One of our most active partners is Ward Hagenaar. Not only does he have strong content (financial services, payment industry, software development), a strong and active network, but he is also very active in a commercial capacity and in external exposure, for instance through blogs.
Ward is going to combine these talents in what we would call Business Development: bringing different trends, players, thought leaders and experts together to help our clients execute their strategies in these fields. The fields are closely connected to the trends, such as mobile payment, NFC, social network marketing, client interaction and product innovation. The most stimulating meetings with Ward were with people responsible for innovation in companies such as Rabo, Equens, Ericsson and NS.
The challenge will be to find the focus and approach that will take these initiatives a step further than the brainstorm and drawing-board face, towards executable plans and go-to-market strategies.
I did not have to stimulate Ward to start sharing his thoughts and ideas with our network, because he has been writing and publishing for a longer time. His blogs on the payment industry are published on Finextra.
Below, as the next Qhuba guest-blogger, Ward’s latest publication:
I used to work at a large payments processor focussed on POS card transactions and ACH payments. Around 2000 we started adding e-commerce propositions, typically low volume high investment activity at that time. At first we missed success due to our focus on security with SET, the protocol from the brands based on a PKI infrastructure. PKI proved to be user-unfriendly and complex.
We moved to new platforms and attracted banks to offer our services to the market. I felt we were competing with the upcoming e-commerce payment service providers. To be honest our clients the banks and my organization couldn´t follow the speed that the more agile PSP could develop. Also banks where afraid to offer an internet solution they hardly understood, the complexity and the effort to connect merchants to the platform.
Main reasons for not achieving success where, the required amount of functionality and continuous speed of development, the lack of focus at the sales organizations from our customers the banks, and as a result the reduced volumes achieved.
At the end we closed the services down in 2004 and our processor remained happy with its focus on POS card volumes that kept steadily rising at 8% a year without extra effort.
The PSP´s went on and attracted up to tens of thousand of merchants. The e-commerce volumes reached huge growth while maintaining high margins. Now e-commerce is 15% of total retail sales.
At that time I did not view the PSP´s as payment processor similar to our processor services. Wrong I was! Sure they didn´t need to offer 99.999% availability at low costs, comply with regulations as we did and surely had more effective and direct sales channels. But what a success they achieved, what a profitable business they operate and what a scale of operations is reached often offering worldwide services to multiple specific market segments.
Several PSP´s have been valuated at 100´s of millions of Euro´s in acquisitions.

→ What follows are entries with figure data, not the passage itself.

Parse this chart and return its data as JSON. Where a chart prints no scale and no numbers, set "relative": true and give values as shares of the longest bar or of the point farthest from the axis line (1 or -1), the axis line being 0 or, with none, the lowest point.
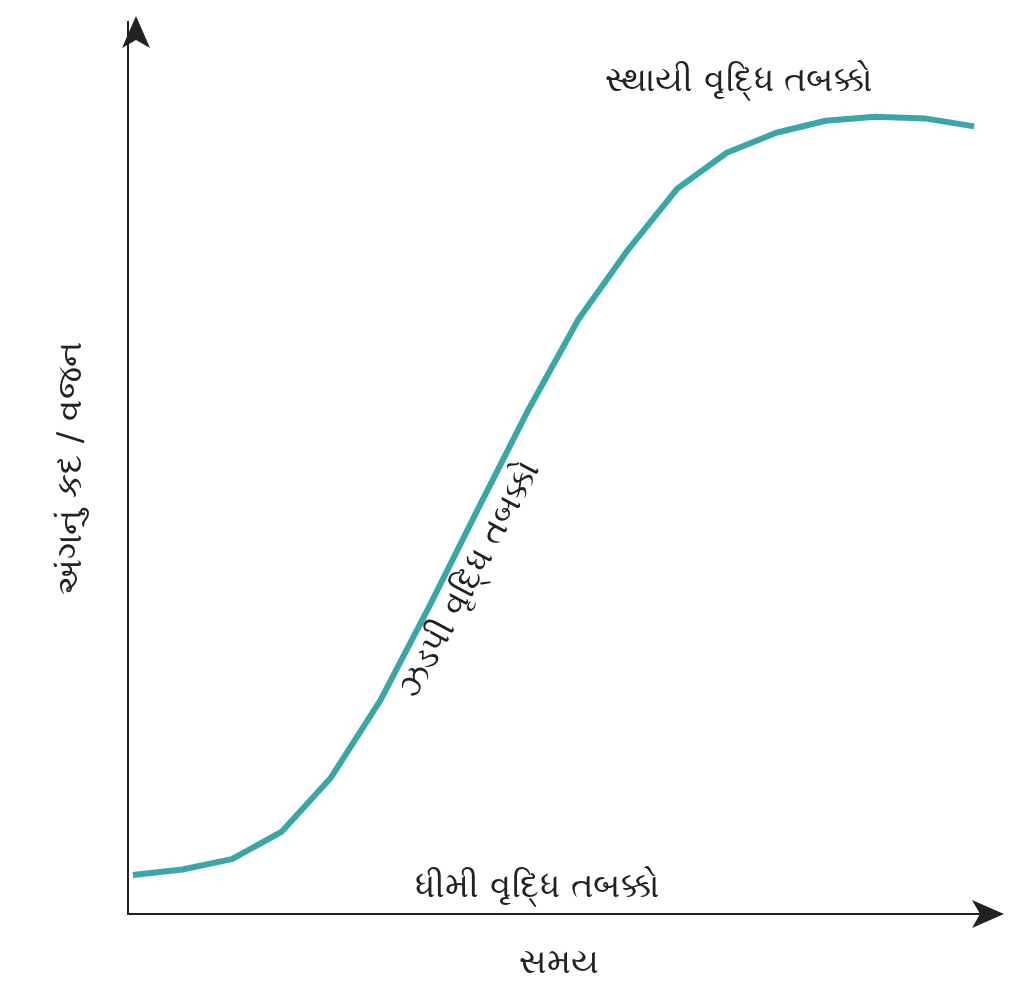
{
  "chart_data": {
    "type": "line",
    "relative": true,
    "xlabel": "સમય",
    "ylabel": "અંગનું કદ / વજન",
    "categories": [
      null,
      null,
      null,
      null,
      null,
      null,
      null,
      null,
      null,
      null,
      null,
      null,
      null,
      null,
      null,
      null,
      null,
      null
    ],
    "series": [
      {
        "color": "#3aa6a8",
        "values": [
          0.05,
          0.057,
          0.07,
          0.104,
          0.172,
          0.269,
          0.388,
          0.512,
          0.634,
          0.746,
          0.833,
          0.91,
          0.955,
          0.98,
          0.995,
          1,
          0.998,
          0.988
        ]
      }
    ],
    "annotations": [
      "સ્થાયી વૃદ્ધિ તબક્કો",
      "ઝડપી વૃદ્ધિ તબક્કો",
      "ધીમી વૃદ્ધિ તબક્કો"
    ],
    "grid": false,
    "marker": "none",
    "line_style": "solid"
  }
}
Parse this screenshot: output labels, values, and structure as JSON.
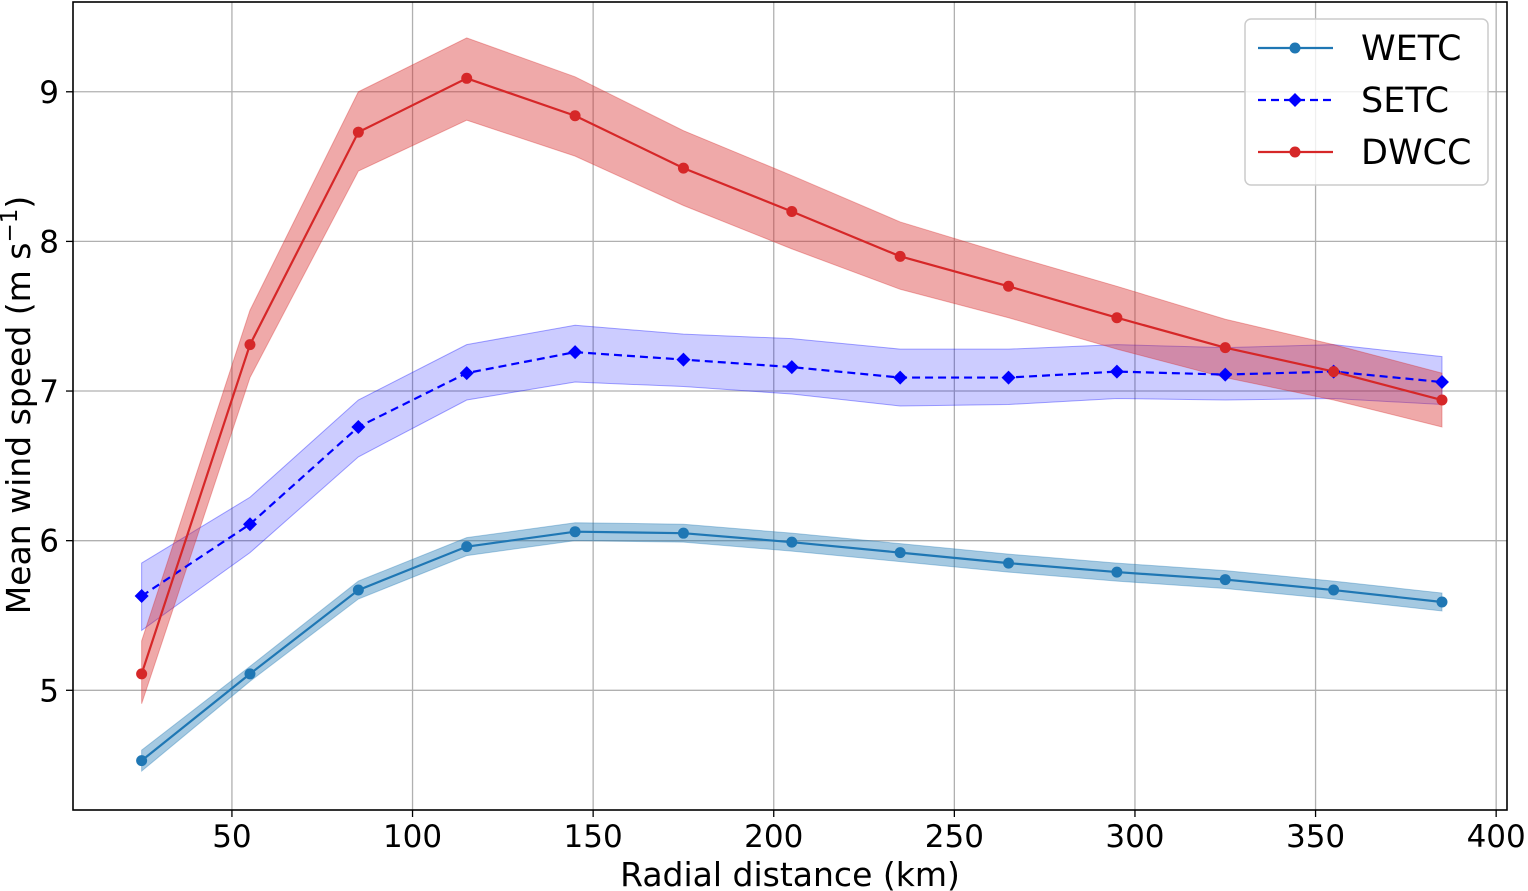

Who will be the payment processor of the future?
Hard to tell, both the traditional payment processor and the PSP have stopped being innovative. They still focus on a single channel and miss the convergence of channels that is taking place in retail. Both have legacy systems and operations hard to change or only at huge costs and risk.

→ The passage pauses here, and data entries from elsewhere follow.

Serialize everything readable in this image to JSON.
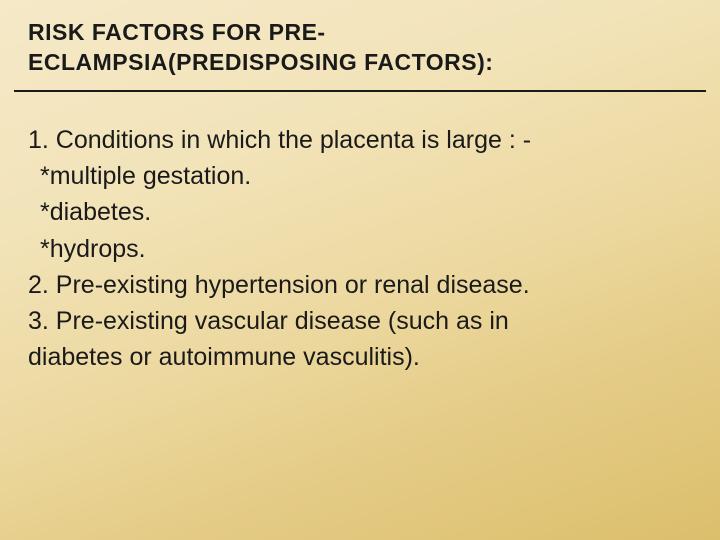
{
  "slide": {
    "background_gradient": [
      "#f5e9c8",
      "#f2e3b8",
      "#ecd89f",
      "#e4cb85",
      "#dcbf6d"
    ],
    "title_color": "#1a1a1a",
    "body_color": "#1a1a1a",
    "title_fontsize_pt": 17,
    "body_fontsize_pt": 19,
    "title_lines": [
      "RISK FACTORS FOR PRE-",
      "ECLAMPSIA(PREDISPOSING FACTORS):"
    ],
    "body_lines": [
      "1. Conditions in which the placenta is large : -",
      " *multiple gestation.",
      "  *diabetes.",
      "  *hydrops.",
      "2. Pre-existing hypertension or renal disease.",
      "3. Pre-existing vascular disease (such as in",
      "diabetes or autoimmune vasculitis)."
    ]
  }
}
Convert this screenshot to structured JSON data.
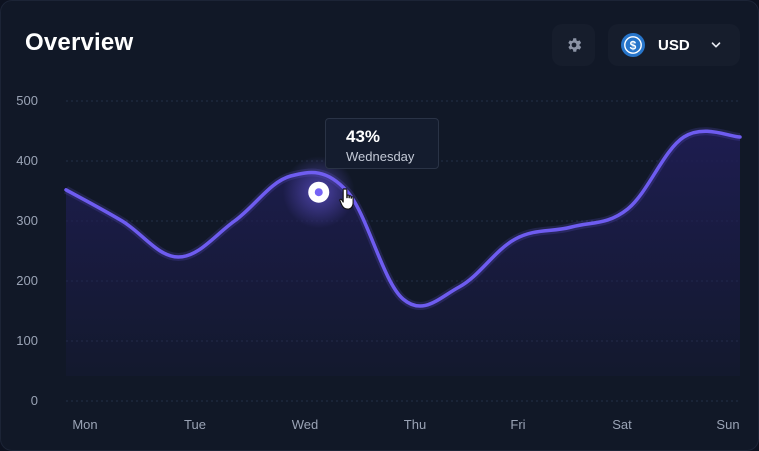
{
  "header": {
    "title": "Overview",
    "settings_icon": "gear-icon",
    "currency": {
      "label": "USD",
      "icon": "dollar-coin-icon",
      "dropdown_icon": "chevron-down-icon"
    }
  },
  "tooltip": {
    "value": "43%",
    "label": "Wednesday"
  },
  "colors": {
    "background": "#111827",
    "line": "#6e5cf0",
    "area": "#1e1d52",
    "accent": "#7563f5"
  },
  "chart_data": {
    "type": "area",
    "title": "",
    "xlabel": "",
    "ylabel": "",
    "categories": [
      "Mon",
      "Tue",
      "Wed",
      "Thu",
      "Fri",
      "Sat",
      "Sun"
    ],
    "y_ticks": [
      "0",
      "100",
      "200",
      "300",
      "400",
      "500"
    ],
    "ylim": [
      0,
      500
    ],
    "x": [
      0,
      0.5,
      1,
      1.5,
      2,
      2.5,
      3,
      3.5,
      4,
      4.5,
      5,
      5.5,
      6
    ],
    "series": [
      {
        "values": [
          352,
          300,
          240,
          300,
          375,
          350,
          170,
          190,
          270,
          290,
          320,
          440,
          440
        ]
      }
    ],
    "highlight": {
      "x": 2.25,
      "y": 348,
      "label": "Wednesday",
      "value": "43%"
    },
    "grid": true,
    "legend": "none"
  }
}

The PSP perhaps has best cards in hand. They still directly have the merchant in view as their customer where the regular payment processor works for financial institutions and only has indirect market contacts. PSP´s are used in operating multiple interfaces at reasonable effort, this is not the case at traditional processors. More importantly PSP´s offer added value services like reconciliation, fraud screening, e-wallet solutions and a broad range of payment methods.
So more customer centric and highly valued as they are I would suggest PSP´s to have a look at the physical retail POS environment as well and offer a multi channel solution to the retailer.

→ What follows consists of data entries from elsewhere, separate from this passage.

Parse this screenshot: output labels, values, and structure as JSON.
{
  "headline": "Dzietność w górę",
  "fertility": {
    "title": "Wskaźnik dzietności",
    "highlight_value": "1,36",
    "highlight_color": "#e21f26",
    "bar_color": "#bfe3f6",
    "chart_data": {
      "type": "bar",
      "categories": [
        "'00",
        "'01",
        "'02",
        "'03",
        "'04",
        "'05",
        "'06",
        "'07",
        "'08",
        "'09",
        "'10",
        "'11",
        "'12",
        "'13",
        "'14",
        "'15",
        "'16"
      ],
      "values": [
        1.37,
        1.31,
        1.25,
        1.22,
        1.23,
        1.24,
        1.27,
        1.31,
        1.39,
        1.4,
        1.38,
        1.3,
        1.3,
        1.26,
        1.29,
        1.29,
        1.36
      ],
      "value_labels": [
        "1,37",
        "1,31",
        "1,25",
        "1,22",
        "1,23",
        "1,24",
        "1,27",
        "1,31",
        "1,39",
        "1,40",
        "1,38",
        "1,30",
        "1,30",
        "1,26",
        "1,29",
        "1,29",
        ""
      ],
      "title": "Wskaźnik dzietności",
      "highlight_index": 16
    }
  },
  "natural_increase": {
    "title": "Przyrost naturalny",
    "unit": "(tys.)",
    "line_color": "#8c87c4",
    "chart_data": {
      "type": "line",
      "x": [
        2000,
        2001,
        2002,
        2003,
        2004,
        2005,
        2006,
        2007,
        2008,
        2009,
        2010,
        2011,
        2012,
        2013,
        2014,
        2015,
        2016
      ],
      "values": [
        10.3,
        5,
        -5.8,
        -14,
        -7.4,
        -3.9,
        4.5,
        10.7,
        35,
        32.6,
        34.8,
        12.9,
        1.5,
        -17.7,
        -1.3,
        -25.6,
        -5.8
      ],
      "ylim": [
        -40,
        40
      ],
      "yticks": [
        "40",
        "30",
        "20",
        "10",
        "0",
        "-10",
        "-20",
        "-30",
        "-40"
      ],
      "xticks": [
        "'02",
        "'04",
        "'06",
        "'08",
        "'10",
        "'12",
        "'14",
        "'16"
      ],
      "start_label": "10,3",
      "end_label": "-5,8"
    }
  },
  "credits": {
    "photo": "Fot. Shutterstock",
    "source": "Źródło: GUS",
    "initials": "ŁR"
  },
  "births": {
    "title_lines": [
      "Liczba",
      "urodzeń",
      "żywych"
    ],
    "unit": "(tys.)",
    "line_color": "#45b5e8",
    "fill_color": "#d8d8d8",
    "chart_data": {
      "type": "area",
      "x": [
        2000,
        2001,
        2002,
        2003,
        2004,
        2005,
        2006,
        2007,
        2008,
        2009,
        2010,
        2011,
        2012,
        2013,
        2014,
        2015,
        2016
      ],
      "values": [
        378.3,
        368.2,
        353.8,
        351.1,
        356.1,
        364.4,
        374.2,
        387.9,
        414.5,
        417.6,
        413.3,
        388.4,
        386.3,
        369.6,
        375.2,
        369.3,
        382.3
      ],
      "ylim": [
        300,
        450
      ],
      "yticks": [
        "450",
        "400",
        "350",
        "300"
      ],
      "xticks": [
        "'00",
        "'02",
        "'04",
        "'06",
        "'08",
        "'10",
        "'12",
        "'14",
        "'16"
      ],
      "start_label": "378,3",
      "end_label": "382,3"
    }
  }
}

A great start for any payment processor would be to offer every e-tailer a mobile internet version, disclose the suitable payments methods and start innovating. Mobile internet will also be used to order services or products without a direct payment, payment could be performed at the pick up point, perhaps the physical shop. So a new playing field will emerge as mobile will bring the channels together and the processors cannot wait any longer. Most important is to think in terms of service providing to the merchant and redevelop services around this fact.
The payment processor of the future will have to walk some extra miles. Help the merchant increase his turnover by offering multi channel acceptance, reporting and added value services. Design together with the merchant a smart set of payment options for this channels that support sales while reducing costs.
Payment processors and acquirers could also have an important role in providing the merchants with knowledge and contracts for important services like Foursquare, Living Social and the likes that help merchants to distinguish themselves and attract customers.
If anyone can see the next generation payment processors I would be very interested.